Der Berg von unbearbeiteten Verfahren am Landgericht wächst seit fünf Jahren kontinuierlich an. Der Grund: die steigende Zahl von Straftaten

Wenn es bis zum Prozess lange dauert, fällt schwer zu klären, wer die Finger im Spiel hatte. Foto: (dpa)

BREMEN taz | Das Bremer Landgericht fordert die Einstellung von neuen RichterInnen – um den hohen Bestand an Altfällen abarbeiten zu können. Als solche gelten die derzeit 208 Verfahren, die schon länger als 33 Monate beim Landgericht liegen. Darunter befinden sich rund zehn Verfahren, die vor 2014 eingegangen sind und in denen es um Sexualstraftaten oder andere Gewalttaten geht. Die mutmaßlichen Täter sind nicht in Untersuchungshaft.

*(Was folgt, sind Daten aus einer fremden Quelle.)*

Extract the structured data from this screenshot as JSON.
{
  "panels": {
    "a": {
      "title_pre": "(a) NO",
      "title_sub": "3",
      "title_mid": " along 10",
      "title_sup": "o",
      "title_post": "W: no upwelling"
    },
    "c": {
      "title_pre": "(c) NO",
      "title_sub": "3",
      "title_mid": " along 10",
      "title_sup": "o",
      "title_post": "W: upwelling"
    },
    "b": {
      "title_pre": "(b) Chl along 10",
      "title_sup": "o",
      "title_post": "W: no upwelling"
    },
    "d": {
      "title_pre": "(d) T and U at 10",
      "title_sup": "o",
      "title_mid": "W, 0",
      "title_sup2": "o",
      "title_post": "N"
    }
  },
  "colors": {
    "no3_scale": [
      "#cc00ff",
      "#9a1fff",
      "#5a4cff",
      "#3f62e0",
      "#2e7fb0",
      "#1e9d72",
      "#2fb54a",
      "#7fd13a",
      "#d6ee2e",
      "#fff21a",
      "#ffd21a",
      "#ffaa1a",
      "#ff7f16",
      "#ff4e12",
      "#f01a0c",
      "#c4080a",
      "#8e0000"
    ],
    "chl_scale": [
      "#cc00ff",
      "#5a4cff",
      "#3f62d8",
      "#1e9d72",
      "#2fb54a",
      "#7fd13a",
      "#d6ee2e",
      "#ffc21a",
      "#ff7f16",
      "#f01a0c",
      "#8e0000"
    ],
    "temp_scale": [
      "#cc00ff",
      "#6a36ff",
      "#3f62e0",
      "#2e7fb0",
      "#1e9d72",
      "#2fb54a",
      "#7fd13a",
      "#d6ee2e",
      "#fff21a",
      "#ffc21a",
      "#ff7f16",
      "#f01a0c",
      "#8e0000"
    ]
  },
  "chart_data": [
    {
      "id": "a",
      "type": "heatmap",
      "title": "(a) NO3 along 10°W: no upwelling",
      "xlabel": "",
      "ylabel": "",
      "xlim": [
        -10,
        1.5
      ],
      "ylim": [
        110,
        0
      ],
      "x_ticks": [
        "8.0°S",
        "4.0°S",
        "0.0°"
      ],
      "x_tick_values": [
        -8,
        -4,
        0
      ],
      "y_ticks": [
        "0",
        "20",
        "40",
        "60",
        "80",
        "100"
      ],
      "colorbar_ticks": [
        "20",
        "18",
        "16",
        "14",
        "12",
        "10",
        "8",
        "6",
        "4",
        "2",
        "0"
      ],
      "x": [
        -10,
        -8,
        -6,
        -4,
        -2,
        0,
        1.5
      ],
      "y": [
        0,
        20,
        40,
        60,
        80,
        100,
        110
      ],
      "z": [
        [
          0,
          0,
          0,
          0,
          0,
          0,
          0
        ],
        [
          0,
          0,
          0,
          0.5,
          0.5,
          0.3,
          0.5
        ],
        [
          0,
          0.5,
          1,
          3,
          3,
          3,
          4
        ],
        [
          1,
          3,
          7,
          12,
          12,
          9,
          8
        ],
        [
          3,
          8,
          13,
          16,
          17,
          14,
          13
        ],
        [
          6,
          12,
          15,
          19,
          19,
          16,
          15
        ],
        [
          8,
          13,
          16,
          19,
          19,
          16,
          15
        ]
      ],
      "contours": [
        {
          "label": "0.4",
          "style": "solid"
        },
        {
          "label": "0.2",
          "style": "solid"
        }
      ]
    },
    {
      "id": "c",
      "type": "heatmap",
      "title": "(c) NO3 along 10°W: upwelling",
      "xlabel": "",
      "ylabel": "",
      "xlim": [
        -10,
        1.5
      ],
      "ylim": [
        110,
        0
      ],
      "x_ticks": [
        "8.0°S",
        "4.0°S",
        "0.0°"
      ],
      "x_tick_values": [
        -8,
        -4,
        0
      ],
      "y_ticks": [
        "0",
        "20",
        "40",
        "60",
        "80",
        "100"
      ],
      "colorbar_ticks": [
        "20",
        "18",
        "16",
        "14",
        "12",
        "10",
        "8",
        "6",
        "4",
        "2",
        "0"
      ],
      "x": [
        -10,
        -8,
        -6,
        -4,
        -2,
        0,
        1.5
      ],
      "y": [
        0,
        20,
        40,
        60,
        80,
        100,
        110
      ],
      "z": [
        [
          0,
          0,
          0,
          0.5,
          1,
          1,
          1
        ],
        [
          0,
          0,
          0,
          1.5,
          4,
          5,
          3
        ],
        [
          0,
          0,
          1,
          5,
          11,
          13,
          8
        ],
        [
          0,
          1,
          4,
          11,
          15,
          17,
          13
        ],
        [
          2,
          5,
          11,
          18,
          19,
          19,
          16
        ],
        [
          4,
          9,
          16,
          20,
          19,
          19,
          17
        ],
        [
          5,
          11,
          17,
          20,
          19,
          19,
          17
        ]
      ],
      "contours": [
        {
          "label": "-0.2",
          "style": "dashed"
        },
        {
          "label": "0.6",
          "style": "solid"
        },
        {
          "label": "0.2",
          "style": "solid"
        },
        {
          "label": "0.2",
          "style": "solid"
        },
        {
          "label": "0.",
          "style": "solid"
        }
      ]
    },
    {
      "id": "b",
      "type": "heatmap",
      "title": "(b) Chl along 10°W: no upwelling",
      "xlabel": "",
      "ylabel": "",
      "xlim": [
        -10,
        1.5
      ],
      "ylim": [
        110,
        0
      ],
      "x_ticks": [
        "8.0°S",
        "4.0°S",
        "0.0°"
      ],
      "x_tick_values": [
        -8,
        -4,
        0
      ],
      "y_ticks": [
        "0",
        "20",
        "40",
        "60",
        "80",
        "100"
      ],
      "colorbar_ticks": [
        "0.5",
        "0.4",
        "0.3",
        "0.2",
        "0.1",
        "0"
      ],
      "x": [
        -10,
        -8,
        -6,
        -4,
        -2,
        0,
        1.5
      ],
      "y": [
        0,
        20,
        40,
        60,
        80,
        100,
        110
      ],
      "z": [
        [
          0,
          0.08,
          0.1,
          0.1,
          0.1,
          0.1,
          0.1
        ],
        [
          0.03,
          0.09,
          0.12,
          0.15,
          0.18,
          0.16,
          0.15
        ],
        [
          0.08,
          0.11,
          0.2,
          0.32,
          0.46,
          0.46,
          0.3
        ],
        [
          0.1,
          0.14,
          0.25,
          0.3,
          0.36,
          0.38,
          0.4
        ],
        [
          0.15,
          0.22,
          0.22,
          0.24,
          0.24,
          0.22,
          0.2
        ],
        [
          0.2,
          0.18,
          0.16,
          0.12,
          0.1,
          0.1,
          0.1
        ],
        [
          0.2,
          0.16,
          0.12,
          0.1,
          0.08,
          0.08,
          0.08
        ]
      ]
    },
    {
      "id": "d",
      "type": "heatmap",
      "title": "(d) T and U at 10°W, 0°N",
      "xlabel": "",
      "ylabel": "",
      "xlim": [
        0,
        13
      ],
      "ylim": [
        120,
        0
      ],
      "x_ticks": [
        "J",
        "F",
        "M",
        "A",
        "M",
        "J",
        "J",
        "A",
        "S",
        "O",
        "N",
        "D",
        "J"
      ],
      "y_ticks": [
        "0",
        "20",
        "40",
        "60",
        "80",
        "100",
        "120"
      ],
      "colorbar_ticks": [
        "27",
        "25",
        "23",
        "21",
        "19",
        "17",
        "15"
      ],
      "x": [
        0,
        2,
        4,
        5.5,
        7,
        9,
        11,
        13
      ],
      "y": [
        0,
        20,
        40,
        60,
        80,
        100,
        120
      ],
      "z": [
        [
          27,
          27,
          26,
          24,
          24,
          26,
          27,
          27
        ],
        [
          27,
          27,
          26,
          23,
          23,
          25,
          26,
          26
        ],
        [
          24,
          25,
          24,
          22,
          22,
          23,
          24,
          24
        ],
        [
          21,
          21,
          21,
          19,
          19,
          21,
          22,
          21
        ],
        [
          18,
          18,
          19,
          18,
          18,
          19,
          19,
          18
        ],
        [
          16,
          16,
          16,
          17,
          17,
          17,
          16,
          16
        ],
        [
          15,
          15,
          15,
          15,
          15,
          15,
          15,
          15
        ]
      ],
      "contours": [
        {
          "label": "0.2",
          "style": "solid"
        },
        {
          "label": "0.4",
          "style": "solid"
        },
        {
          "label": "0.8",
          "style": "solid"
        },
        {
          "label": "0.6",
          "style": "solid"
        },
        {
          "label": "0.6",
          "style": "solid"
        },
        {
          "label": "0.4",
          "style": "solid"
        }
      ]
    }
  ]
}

„Das sind Verfahren, die wir eigentlich sofort eröffnen müssten“, sagte am Montag Karin Goldmann, Präsidentin des Landgerichts. „Bei einer Vergewaltigung ist ein Jahr schon zu viel“, sagte sie. Denn die Tat selbst könne noch weiter zurückliegen, weil zuvor noch Polizei und Staatsanwaltschaft ermittelt haben – oder weil eine Betroffene einen Täter erst als Erwachsene angezeigt hat. „Je länger die Tat zurückliegt, desto geringer werden die Chancen auf ein Urteil, weil die Zeugen sich nicht mehr erinnern können.“ Gerade bei Sexualstraftaten gibt es selten andere Beweise als Zeugenaussagen.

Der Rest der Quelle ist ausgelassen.